Now, it’s clear the bar can’t be saved. It’s the latest change in the ever-developing University District.
“I guess it's easier to say what hasn't changed,” said Donald Gibson, who has been coming to the Stube since he was a student in the late ‘70s. He used to drive from Grandview to play video games at the bar.
“It's like the local flavor of, you know, small businesses like this have, you know, mostly gone away. And now we've got, you know, places like CVS on campus,” Gibson said. “I guess I hate to see this place go. And I know the staff that work here, and I'm going to I'm going to miss them.”
Alex Pickles, a Stube patron of five years, said he understands that students need housing and the city needs more housing in general, but he wishes there was a way to stave the historic bar.
“It's going to be weird. It's going to be a big vacuum in all of our lives,” Pickles said.
Pickles will miss the Christmas parties, potlucks and Sundays during football season.
“I've never been so a part of something in my entire life in this place,” Pickles said. “And, you know, so many people that are just from different walks of life. And it's really a beautiful thing, I guess.”
And the Stube’s longtime patrons certainly have their stories.
Steve Hertz, a patron of 50 years, said the Stube was probably the first bar in Ohio to serve Jägermeister, well before the German drink was known in the U.S.
“Because of a certain bartender that worked here who traveled the world knew of Jägermeister,” Hertz said.
When Mike Pacifico was moving to Arizona, he had his final going away party at the Bier Stube.
“They had cracked bags of pizza and tomatoes in it. And somebody picked me up. He came around and slammed the bags into me. And we had a food fight in the dumpster,” Pacifico said.

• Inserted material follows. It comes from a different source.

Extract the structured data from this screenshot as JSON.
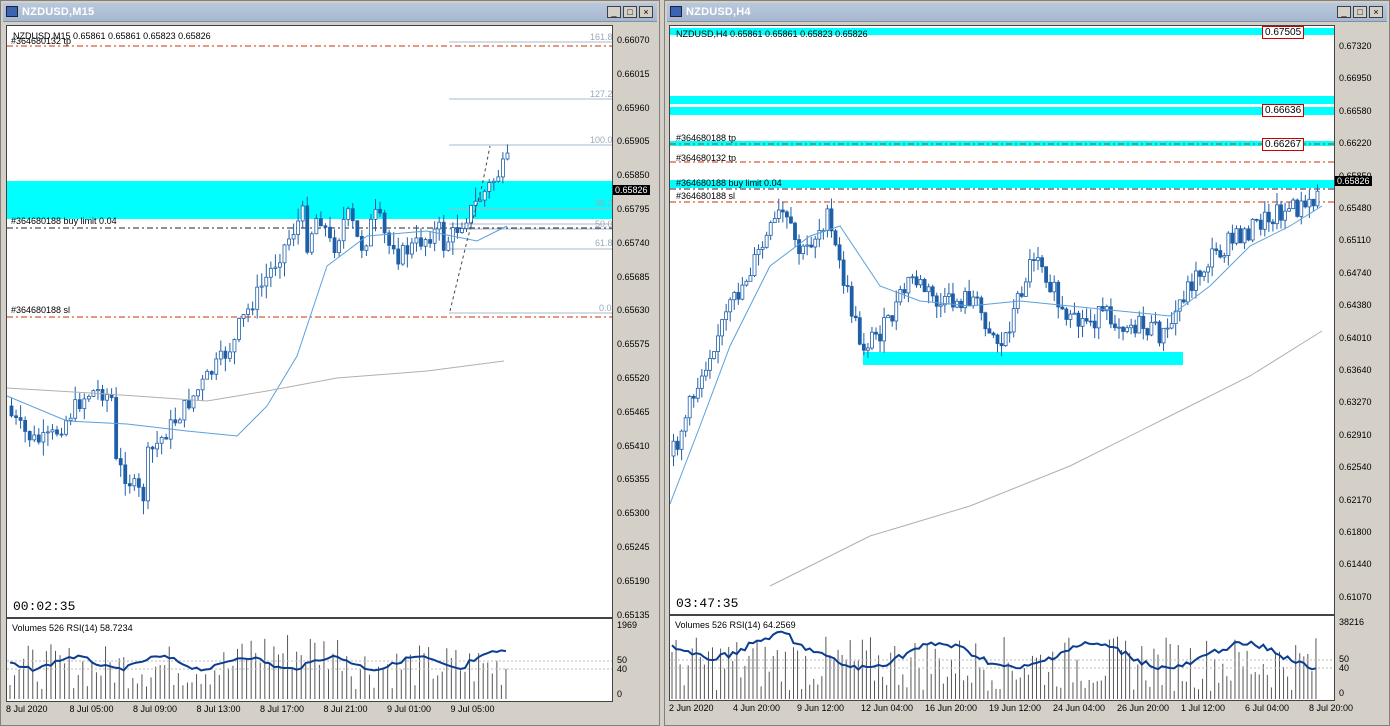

In the 1980s, James Martini played on one of less than half a dozen hockey teams in the original hockey league in Columbus.

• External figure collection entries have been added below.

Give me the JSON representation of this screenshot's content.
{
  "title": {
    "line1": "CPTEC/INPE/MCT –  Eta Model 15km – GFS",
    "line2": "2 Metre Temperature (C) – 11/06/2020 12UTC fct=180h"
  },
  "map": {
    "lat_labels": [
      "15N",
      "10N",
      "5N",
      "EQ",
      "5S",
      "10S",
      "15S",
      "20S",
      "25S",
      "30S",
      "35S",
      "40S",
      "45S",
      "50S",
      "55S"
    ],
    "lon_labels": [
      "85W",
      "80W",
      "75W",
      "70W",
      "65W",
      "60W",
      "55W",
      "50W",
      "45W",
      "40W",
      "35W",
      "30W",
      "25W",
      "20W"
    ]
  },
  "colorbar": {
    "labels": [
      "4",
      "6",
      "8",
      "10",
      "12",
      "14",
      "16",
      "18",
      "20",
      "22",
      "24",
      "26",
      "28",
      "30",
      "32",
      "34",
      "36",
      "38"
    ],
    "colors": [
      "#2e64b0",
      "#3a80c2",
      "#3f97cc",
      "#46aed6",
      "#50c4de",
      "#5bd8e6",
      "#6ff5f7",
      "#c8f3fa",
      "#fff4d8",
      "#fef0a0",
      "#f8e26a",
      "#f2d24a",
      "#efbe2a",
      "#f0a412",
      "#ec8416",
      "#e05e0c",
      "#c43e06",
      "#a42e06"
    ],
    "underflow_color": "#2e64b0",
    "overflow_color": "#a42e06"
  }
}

“So we always came here every night after games on Sunday nights. We closed this place down for 10 years straight, every Sunday night after games,” Martini said. “So we got them to sponsor us.”
A Bier Stube team hockey jersey hung on the wall of the bar for years. Martini wants the jersey back, but owner Kempton said he likes it so much, he has it hidden away at home.

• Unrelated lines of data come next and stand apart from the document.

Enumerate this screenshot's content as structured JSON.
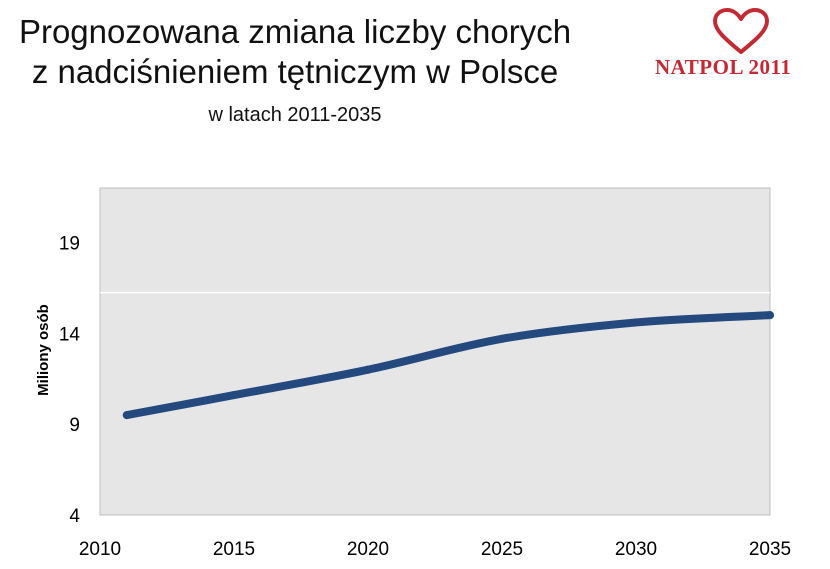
{
  "header": {
    "title_line1": "Prognozowana zmiana liczby chorych",
    "title_line2": "z nadciśnieniem tętniczym w Polsce",
    "subtitle": "w latach 2011-2035"
  },
  "logo": {
    "text": "NATPOL 2011",
    "icon": "heart-icon",
    "color": "#c32a33"
  },
  "chart_data": {
    "type": "line",
    "title": "",
    "xlabel": "",
    "ylabel": "Miliony osób",
    "x": [
      2011,
      2015,
      2020,
      2025,
      2030,
      2035
    ],
    "series": [
      {
        "values": [
          9.5,
          10.6,
          12.0,
          13.7,
          14.6,
          15.0
        ]
      }
    ],
    "xlim": [
      2010,
      2035
    ],
    "ylim": [
      4,
      22
    ],
    "yticks": [
      4,
      9,
      14,
      19
    ],
    "xticks": [
      2010,
      2015,
      2020,
      2025,
      2030,
      2035
    ],
    "grid": true,
    "line_color": "#24497e",
    "plot_background": "#e6e6e6"
  }
}
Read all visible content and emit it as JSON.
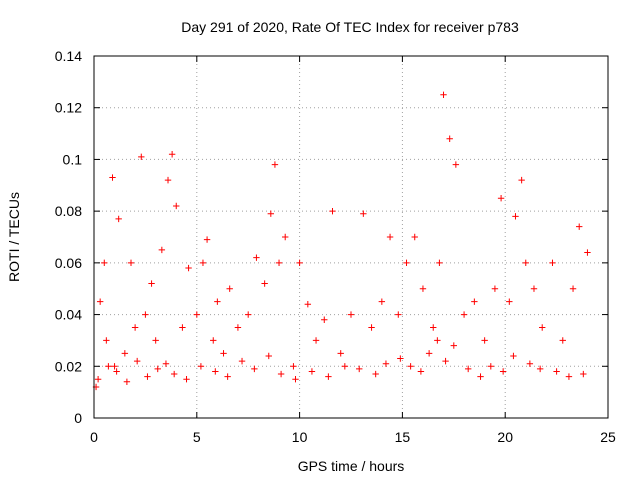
{
  "chart_data": {
    "type": "scatter",
    "title": "Day 291 of 2020, Rate Of TEC Index for receiver p783",
    "xlabel": "GPS time / hours",
    "ylabel": "ROTI / TECUs",
    "xlim": [
      0,
      25
    ],
    "ylim": [
      0,
      0.14
    ],
    "xticks": [
      0,
      5,
      10,
      15,
      20,
      25
    ],
    "xtick_labels": [
      "0",
      "5",
      "10",
      "15",
      "20",
      "25"
    ],
    "yticks": [
      0,
      0.02,
      0.04,
      0.06,
      0.08,
      0.1,
      0.12,
      0.14
    ],
    "ytick_labels": [
      "0",
      "0.02",
      "0.04",
      "0.06",
      "0.08",
      "0.1",
      "0.12",
      "0.14"
    ],
    "grid": true,
    "marker": "+",
    "series": [
      {
        "name": "ROTI",
        "color": "#ff0000",
        "x": [
          0.1,
          0.3,
          0.5,
          0.6,
          0.9,
          1.0,
          1.2,
          1.5,
          1.8,
          2.0,
          2.3,
          2.5,
          2.8,
          3.0,
          3.3,
          3.6,
          3.8,
          4.0,
          4.3,
          4.6,
          5.0,
          5.3,
          5.5,
          5.8,
          6.0,
          6.3,
          6.6,
          7.0,
          7.5,
          7.9,
          8.3,
          8.6,
          8.8,
          9.0,
          9.3,
          9.7,
          10.0,
          10.4,
          10.8,
          11.2,
          11.6,
          12.0,
          12.5,
          13.1,
          13.5,
          14.0,
          14.4,
          14.8,
          15.2,
          15.6,
          16.0,
          16.5,
          16.8,
          17.0,
          17.3,
          17.6,
          18.0,
          18.5,
          19.0,
          19.5,
          19.8,
          20.2,
          20.5,
          20.8,
          21.0,
          21.4,
          21.8,
          22.3,
          22.8,
          23.3,
          23.6,
          24.0,
          0.2,
          0.7,
          1.1,
          1.6,
          2.1,
          2.6,
          3.1,
          3.5,
          3.9,
          4.5,
          5.2,
          5.9,
          6.5,
          7.2,
          7.8,
          8.5,
          9.1,
          9.8,
          10.6,
          11.4,
          12.2,
          12.9,
          13.7,
          14.2,
          14.9,
          15.4,
          15.9,
          16.3,
          16.7,
          17.1,
          17.5,
          18.2,
          18.8,
          19.3,
          19.9,
          20.4,
          21.2,
          21.7,
          22.5,
          23.1,
          23.8
        ],
        "y": [
          0.012,
          0.045,
          0.06,
          0.03,
          0.093,
          0.02,
          0.077,
          0.025,
          0.06,
          0.035,
          0.101,
          0.04,
          0.052,
          0.03,
          0.065,
          0.092,
          0.102,
          0.082,
          0.035,
          0.058,
          0.04,
          0.06,
          0.069,
          0.03,
          0.045,
          0.025,
          0.05,
          0.035,
          0.04,
          0.062,
          0.052,
          0.079,
          0.098,
          0.06,
          0.07,
          0.02,
          0.06,
          0.044,
          0.03,
          0.038,
          0.08,
          0.025,
          0.04,
          0.079,
          0.035,
          0.045,
          0.07,
          0.04,
          0.06,
          0.07,
          0.05,
          0.035,
          0.06,
          0.125,
          0.108,
          0.098,
          0.04,
          0.045,
          0.03,
          0.05,
          0.085,
          0.045,
          0.078,
          0.092,
          0.06,
          0.05,
          0.035,
          0.06,
          0.03,
          0.05,
          0.074,
          0.064,
          0.015,
          0.02,
          0.018,
          0.014,
          0.022,
          0.016,
          0.019,
          0.021,
          0.017,
          0.015,
          0.02,
          0.018,
          0.016,
          0.022,
          0.019,
          0.024,
          0.017,
          0.015,
          0.018,
          0.016,
          0.02,
          0.019,
          0.017,
          0.021,
          0.023,
          0.02,
          0.018,
          0.025,
          0.03,
          0.022,
          0.028,
          0.019,
          0.016,
          0.02,
          0.018,
          0.024,
          0.021,
          0.019,
          0.018,
          0.016,
          0.017
        ]
      }
    ]
  }
}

Then there was the time Dick McKinley just wanted to hear “Layla,” but every time he tried to put it on the jukebox, he got Chuck Berry’s “My Ding-a-ling.”
“There's one guy who's going to kick my butt. You go 'you play that one more time, we're going to kill you,'” McKinley said.
He never got Layla to play, because everyone ran out of money.
The Bier Stube will close its doors on Saturday. That gives Kempton little time to get everything out and he means everything.
He's taking it all with him, because if he finds just the right place, the Bier Stube might rise again.
“It's got to look and feel everything,” Kempton said. “So, when you walk in, you go, my God, there's the jukebox, there's Woody Hayes, there's the bar top.”
Until then, the Stube will live on in patrons' hearts and minds.